Und das passt ins Bild: In den letzten 10 Jahren ist der Verwaltungsapparat um 45% gewachsen und mit dem Stellenzuwachs natürlich auch die Ausgaben. Die von Ihnen viel gepriesene Digitalisierung sollte ja Einspareffekte nach sich ziehen. Davon ist aber weit und breit nichts zu sehen. Im Gegenteil: Die technische Infrastruktur, die für viel Geld angeschafft wird, braucht wiederum Stellen, die das Ganze betreuen. An dieser Stelle muss man den Bürgerinnen und Bürgern auch sagen, dass es in den Reihen der SPD Bestrebungen gibt, Ratssitzungen künftig „hybrid“ stattfinden zu lassen. Dazu gab es erste Gespräche und die Kosten, die da aufgerufen wurden, lassen einen mit den Ohren schlackern. In diesem Haushalt ist davon glücklicherweise noch keine Rede und wir werden dafür sorgen, dass dieses Thema auch in Zukunft da bleibt, wo es hingehört: In der digitalen Mottenkiste.
Sie schaffen es allerdings, diese unkluge Ausgabenpolitik durch mindestens ebenso unkluge Entscheidungen hinsichtlich der städtischen Einnahmen zu übertreffen: Es war schon schwierig genug, dem Bürger zu erklären, warum die Stadt Varel die Pricke gekauft hat, die Summe, die zutreffenderweise kolportiert wurde, sorgte, wenn nicht für Argwohn, so zumindest für Stirnrunzeln. Jetzt stellt sich aber heraus, dass die Erträge durch die Verpachtung nicht etwa höher, sondern circa 40.000 Euro NIEDRIGER ausfallen. Ich bin gespannt, wie Sie das dem Bürger gegenüber als wirtschaftlichen Erfolg verkaufen werden.
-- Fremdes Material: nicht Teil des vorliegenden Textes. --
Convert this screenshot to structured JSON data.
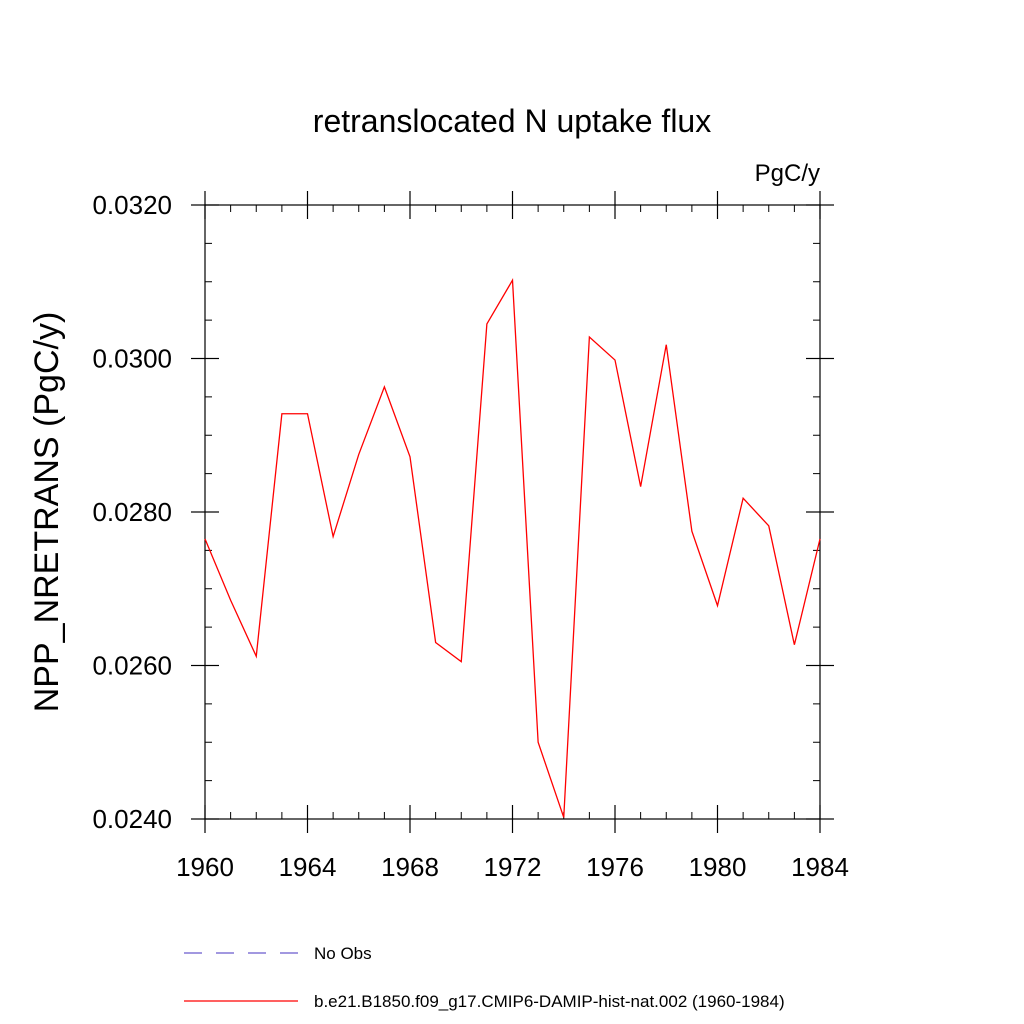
{
  "chart_data": {
    "type": "line",
    "title": "retranslocated N uptake flux",
    "units_label": "PgC/y",
    "ylabel": "NPP_NRETRANS  (PgC/y)",
    "xlabel": "",
    "xlim": [
      1960,
      1984
    ],
    "ylim": [
      0.024,
      0.032
    ],
    "x_ticks": [
      1960,
      1964,
      1968,
      1972,
      1976,
      1980,
      1984
    ],
    "x_tick_labels": [
      "1960",
      "1964",
      "1968",
      "1972",
      "1976",
      "1980",
      "1984"
    ],
    "y_ticks": [
      0.024,
      0.026,
      0.028,
      0.03,
      0.032
    ],
    "y_tick_labels": [
      "0.0240",
      "0.0260",
      "0.0280",
      "0.0300",
      "0.0320"
    ],
    "grid": false,
    "legend_position": "bottom",
    "series": [
      {
        "name": "No Obs",
        "color": "#6a5acd",
        "dash": "dashed",
        "x": [],
        "values": []
      },
      {
        "name": "b.e21.B1850.f09_g17.CMIP6-DAMIP-hist-nat.002 (1960-1984)",
        "color": "#ff0000",
        "dash": "solid",
        "x": [
          1960,
          1961,
          1962,
          1963,
          1964,
          1965,
          1966,
          1967,
          1968,
          1969,
          1970,
          1971,
          1972,
          1973,
          1974,
          1975,
          1976,
          1977,
          1978,
          1979,
          1980,
          1981,
          1982,
          1983,
          1984
        ],
        "values": [
          0.02765,
          0.02685,
          0.02612,
          0.02928,
          0.02928,
          0.02768,
          0.02875,
          0.02963,
          0.02872,
          0.0263,
          0.02605,
          0.03045,
          0.03102,
          0.025,
          0.02402,
          0.03028,
          0.02998,
          0.02833,
          0.03018,
          0.02775,
          0.02678,
          0.02818,
          0.02782,
          0.02627,
          0.02765
        ]
      }
    ]
  }
}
Den Hinweis, dass es ein günstigeres, ein wirtschaftlich vernünftigeres Angebot gab, kann ich Ihnen heute wie damals nicht ersparen.

Was hätte man eigentlich tun sollen?
Vielleicht hätte man sich in der Mehrheitsgruppe und im Umfeld des Bürgermeisters mal an die eigenen Wahlversprechen erinnern sollen – Herr Wagner, in Ihrem Wahlprogramm von 2021 schreiben Sie „Meine weiteren Ziele – Wohnungsbau und Gewerbeansiedlungen weiter intensivieren“. Ja, im Hinblick auf den Wohnungsbau ist ein bisschen was passiert – wenn auch viel zu spät. Doch auch hier haben wir es mit einem Defizit von circa 50.000 Euro zu tun. Unsere Fraktion war im Übrigen gegen die Gründung einer eigenen Wohnungsbaugesellschaft. Nicht weil wir gegen kommunalen Wohnungsbau wären, sondern weil es auf Ebene des Landkreises bereits eine Wohnungsbaugesellschaft gibt, an der die Stadt Varel sogar Anteile hält: Auch hier hätten unnötige Ausgaben für unnötige Doppelstrukturen durch kluge Zusammenarbeit vermieden werden können.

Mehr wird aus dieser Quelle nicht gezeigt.